IF Wanderers do not shift this hangover to end all hangovers soon, then forget all about promotion – they should head into 2013 glancing anxiously over their shoulder at the Championship relegation zone.
Five months into the season and it is galling to think that the psychological effects of relegation from the Premier League are still being discussed.
And yet that is where we find ourselves after the penultimate game of the year, 16th in the table and closer to the bottom three than we are the play-offs.
One glance at Sheffield Wednesday, who have just disappeared back over the Pennines with three hard-fought points will tell you that big clubs can, and do, fall further.
Mamady Sidibe's header was enough to earn Dave Jones's Owls a third consecutive win, which has hauled them clear of danger.
But heading into Saturday's meeting with Birmingham City – another former top-flight club in that corridor of uncertainty between the bottom three and mid-table – Wanderers have got to find some way of ridding themselves of this current funk or they could end up being dragged somewhere they definitely do not want to be.
After the nightmare of Peterborough, there were at least signs of fight, not least in the second half when the tempo was raised and the pressure was hiked up on the visitors.
Aside from the first 15 minutes, however, it rarely looked like Wanderers were going to get round the lumbering but effective Wednesday back line.

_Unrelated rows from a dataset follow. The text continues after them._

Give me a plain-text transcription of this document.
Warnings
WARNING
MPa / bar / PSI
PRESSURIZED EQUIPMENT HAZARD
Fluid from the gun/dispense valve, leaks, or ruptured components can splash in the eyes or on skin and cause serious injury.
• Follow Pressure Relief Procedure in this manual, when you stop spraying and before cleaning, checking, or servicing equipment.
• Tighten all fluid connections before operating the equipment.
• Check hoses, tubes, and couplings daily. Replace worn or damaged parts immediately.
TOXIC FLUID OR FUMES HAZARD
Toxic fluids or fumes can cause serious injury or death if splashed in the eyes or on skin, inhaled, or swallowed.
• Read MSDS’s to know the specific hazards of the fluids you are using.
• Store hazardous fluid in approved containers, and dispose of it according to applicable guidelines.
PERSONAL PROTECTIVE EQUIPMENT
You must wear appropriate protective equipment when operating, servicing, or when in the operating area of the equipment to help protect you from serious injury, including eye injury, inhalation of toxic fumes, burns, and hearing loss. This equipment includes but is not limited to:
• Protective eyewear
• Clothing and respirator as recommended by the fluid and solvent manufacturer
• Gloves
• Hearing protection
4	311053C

Playing an attack-minded 4-4-2, the restored Martin Petrov and Benik Afobe had some joy in the wider positions and linked well with David Ngog who was starting a game for the first time since Blackpool.
The Frenchman forced Chris Kirkland into an excellent save early on with a low left-footed effort, pushed away well by the former Wigan stopper.
But all the good early work was wasted when Lewis Buxton was given time to cross from the right and Sidibe beat Tim Ream – starting for the first time since Brighton – to head home the opening goal.
Wind now completely gone from their sails, little mistakes started to creep into Wanderers' make-up and that then translated on to the terraces.
It would have been worse had Keiran Lee aimed either side of Adam Bogdan rather than shooting right down the middle when he had twisted and turned past Sam Ricketts just before the interval.
But when Scott Mathieson blew for half time, the jeers – whatever your opinion on whether they should be there at all – were at least more understandable than they had been in the previous home game against Charlton when the scores were goalless.
Into the second half, the frustration continued. Ngog may have lightened the mood a little had he connected better with Afobe's hook back from the byline but saw his improvised effort dribble agonisingly wide of the far post.
Freedman sent on Chung-Yong Lee in place of Petrov, who had experienced another bitty afternoon, and must have been praying for a bit of good fortune to come his way.
The signs did not look good as Kirkland got himself in the way of an Afobe header before a flurry of covering defenders cleared the ball into touch ahead of Ngog.
That prompted the manager to try the road untested.
Marvin Sordell and Marcos Alonso were called upon from the bench, with Ricketts and Eagles giving way.
Wanderers huffed and puffed but the killer pass, the moment of genius, the Premier League class, had totally vanished by that stage.
Wednesday's fans danced, while many of the home patrons headed out disconsolately to the packed out car parks of Middlebrook.
Those who did stay behind vented their anger once more, as well they might.
Freedman needs to find a hangover cure quickly if he is going to stop the boos.
Just look around the bottom third of the Championship and it is littered with examples of clubs who failed to deal with life outside the top flight while they still had the financial advantage.
Wednesday, Charlton, Ipswich, Birmingham – even Barnsley once harboured hopes of an immediate return to the glitz and glamour.
And however good Wanderers might look on paper, they look anything like a side capable of playing in the Premier League right now.